I decided not to force installation of these dependencies on local builds to make the execution run quickly. Just know that if you don’t have these installed then the build won’t work.

A note on versioning: As you’re making changes to your code you may want to increment your module version. The AppveyorCI template starts with a version of 0.1.0. Don’t make any changes to the version number in the module manifest itself. Instead, increment the module version in the appveyor.yml file. The module version entry starts like 0.1.{build}. Increment the first two numbers as you see fit and each successive build in Appveyor will be appended as the final number.

Build in appveyor

Appveyor will now run a build on your repo any time a new commit is pushed to your Github repo. If you’d like to skip a build, make sure your commit message includes the text “[skip ci]” or “[ci skip].” Appveyor builds are a new environment every time, so you may have to wait a few minutes for the environment to get up and running. Also note that each build will download and install some dependencies from the PowerShell Gallery.

If you believe your module is ready for publishing to the PowerShell Gallery, the AppveyorCI template can do that for you. You’ll need to make sure you’ve added your PowerShell Gallery API token to the Appveyor.yml file in the project. to do this, you’ll first need to register an account with the PowerShell Gallery, then copy out your API key. Next, go to your Appveyor account and generate a secure variable using your PowerShell Gallery API key. You can save the value of this secure variable in the appveyor.yml file in your module repo.

Now when you make a commit and you’re ready to deploy to the Gallery, make sure you include the text “!Deploy” at the beginning of your commit message. Assuming all your tests pass in the Appveyor build, your module will be uploaded to the PowerShell Gallery using your secure API key.

Future Plans

I have some ideas that I’d like to add to the AppveyorCI template in the future, if I can figure out how.

For one, I’ve been kicking around ideas regarding autogeneration of format XML files. A high-quality PowerShell module should include formatting for custom types, but writing the XML for these format files can be a real pain. I’d like to be able to write simpler documents or a simple PowerShell script that can be parsed to generate these files for me - similar to the way PlatyPS works. If that project ever comes to fruition then the AppveyorCI template will be updated to support it.

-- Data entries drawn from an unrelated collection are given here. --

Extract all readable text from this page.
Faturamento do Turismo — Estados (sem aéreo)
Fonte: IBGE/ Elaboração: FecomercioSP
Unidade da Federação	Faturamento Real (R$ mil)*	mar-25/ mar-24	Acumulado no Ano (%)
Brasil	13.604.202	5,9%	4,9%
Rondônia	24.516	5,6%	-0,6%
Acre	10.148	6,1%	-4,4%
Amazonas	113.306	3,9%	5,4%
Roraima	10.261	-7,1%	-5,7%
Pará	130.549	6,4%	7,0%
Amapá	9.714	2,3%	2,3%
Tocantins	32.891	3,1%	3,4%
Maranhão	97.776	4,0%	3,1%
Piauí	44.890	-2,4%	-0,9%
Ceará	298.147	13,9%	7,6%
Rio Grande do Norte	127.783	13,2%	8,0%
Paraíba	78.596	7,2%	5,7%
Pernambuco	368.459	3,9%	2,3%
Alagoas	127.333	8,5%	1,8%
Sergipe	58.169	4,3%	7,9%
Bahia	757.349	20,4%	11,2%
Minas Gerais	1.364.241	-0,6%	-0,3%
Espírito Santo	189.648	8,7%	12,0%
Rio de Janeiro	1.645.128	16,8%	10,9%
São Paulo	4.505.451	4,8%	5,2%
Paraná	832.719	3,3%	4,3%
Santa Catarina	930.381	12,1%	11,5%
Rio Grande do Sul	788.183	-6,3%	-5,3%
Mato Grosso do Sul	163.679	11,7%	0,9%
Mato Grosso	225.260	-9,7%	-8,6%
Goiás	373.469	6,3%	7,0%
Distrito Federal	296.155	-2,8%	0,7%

Another idea I’ve thought about is conditional testing/build scripts. There is already some separation between how tests are run locally and how they are run in Appveyor. This could grow a bit and it might be worthwhile to invest time in the build task to support testing conditions, like Pester tags for example. There might be a use case to have different build tasks or prompts that allow you to test only certain features, or even to add support for testing on Linux and Mac.

Make it Your Own

If you find this Plaster template useful, but are expanding into new territory with your testing and release pipeline, please feel free to fork it and take off in a new direction. For instance, if you’d like to add support for any of the build tools out there such as Psake or PSDeploy you can absolutely do that. My goal here was to get started with as little a learning curve as possible and so far it’s working for me. To see an example of a project using this template, check out my OneLogin project on Appveyor.